A garota do segundo ano
Jénerson Alves*
Em 04.06.2021
Olhos de professor enxergam muito mais do que os alunos imaginam. Quando a Fernanda chegou à sala no segundo semestre, percebi a face ruborizada do Luís. Eu era professor de Língua Portuguesa do segundo ano do Ensino Médio de um colégio particular. O Luís era um bom menino, mas um estudante mediano. Estou usando um pleonasmo. Ele era ruim. Péssimo. Não de comportamento, mas de rendimento. Pelo menos na minha disciplina. Escrevia mal, tinha dificuldade de compreender os textos. Era muito esforçado. Todavia, nem sempre esforço significa sucesso.
Pois bem. Quanto mais o tempo passava, mais era possível ver que ele ficou apaixonado pela novata. Ela, ao contrário dele, era amante das letras. Lia Machado de Assis, Shakespeare, Camões, Quental… Redigia dissertações impecáveis, tinha um excelente domínio da Gramática. Inclusive, a paixão dela não era apenas pela Língua Portuguesa, ela parecia ter um amor gramatical. “Será inglório alguém tentar me conquistar sem devidamente respeitar a Última Flor do Lácio”, repetia.
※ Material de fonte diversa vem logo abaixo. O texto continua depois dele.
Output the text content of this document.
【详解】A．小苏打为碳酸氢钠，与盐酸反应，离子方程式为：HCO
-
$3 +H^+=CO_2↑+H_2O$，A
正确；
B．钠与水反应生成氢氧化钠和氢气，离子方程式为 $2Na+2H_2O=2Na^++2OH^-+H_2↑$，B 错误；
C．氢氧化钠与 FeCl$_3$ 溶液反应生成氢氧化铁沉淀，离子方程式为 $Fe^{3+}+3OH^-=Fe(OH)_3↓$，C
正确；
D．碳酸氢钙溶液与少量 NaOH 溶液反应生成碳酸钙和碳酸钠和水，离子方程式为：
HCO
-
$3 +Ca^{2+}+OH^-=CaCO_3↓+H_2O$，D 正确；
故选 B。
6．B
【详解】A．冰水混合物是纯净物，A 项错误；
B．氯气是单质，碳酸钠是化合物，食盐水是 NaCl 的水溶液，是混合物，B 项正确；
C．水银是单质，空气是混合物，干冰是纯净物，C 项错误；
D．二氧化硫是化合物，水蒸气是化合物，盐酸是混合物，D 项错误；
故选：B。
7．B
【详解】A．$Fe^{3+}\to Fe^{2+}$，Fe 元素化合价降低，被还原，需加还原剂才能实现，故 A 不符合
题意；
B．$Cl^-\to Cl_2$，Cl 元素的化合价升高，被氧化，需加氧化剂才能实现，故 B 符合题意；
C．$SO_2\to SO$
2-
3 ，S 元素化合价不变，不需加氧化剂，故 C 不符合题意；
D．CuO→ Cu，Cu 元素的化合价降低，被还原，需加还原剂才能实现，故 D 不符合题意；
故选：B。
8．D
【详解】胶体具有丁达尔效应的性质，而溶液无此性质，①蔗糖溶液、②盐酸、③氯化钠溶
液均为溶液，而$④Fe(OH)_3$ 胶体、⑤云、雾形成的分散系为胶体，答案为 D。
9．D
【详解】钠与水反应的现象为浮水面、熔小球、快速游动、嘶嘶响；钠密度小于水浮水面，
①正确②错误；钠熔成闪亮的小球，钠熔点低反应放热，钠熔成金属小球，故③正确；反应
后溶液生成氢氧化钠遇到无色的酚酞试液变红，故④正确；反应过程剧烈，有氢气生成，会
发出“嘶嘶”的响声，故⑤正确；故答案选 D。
Como o Luís não se debruçara sobre a obra de Olavo Bilac, sequer imaginava o significado da antonomásia ‘Última Flor do Lácio’. Carinhosamente, durante o intervalo, entrou sorrateiramente na classe e pôs uma flor na carteira da Fernanda, com um singelo bilhete: “Gosto muinto de você. A gente pode se vê mastarde?”
Como eu sei o conteúdo do bilhete? Ela parou a aula para lê-lo! Soletrou cada palavra. Zombou de cada erro. Disse que não queria conversa com quem agride tanto a Língua Portuguesa.
Pobre Luís! Recolhido em seu canto, envergonhado, mas sentindo as chamas da paixão, decidiu que se tornaria o melhor aluno da turma em Português.
E assim fez. Passou os dias mergulhado nas letras. Aprofundou-se na temática da Reforma Ortográfica. Decorou trechos dos sermões do padre Antônio Vieira. Até o senso de humor se modificou! Ria-se com os neologismos de Castro Lopes, fazia piadas em forma de trocadilhos…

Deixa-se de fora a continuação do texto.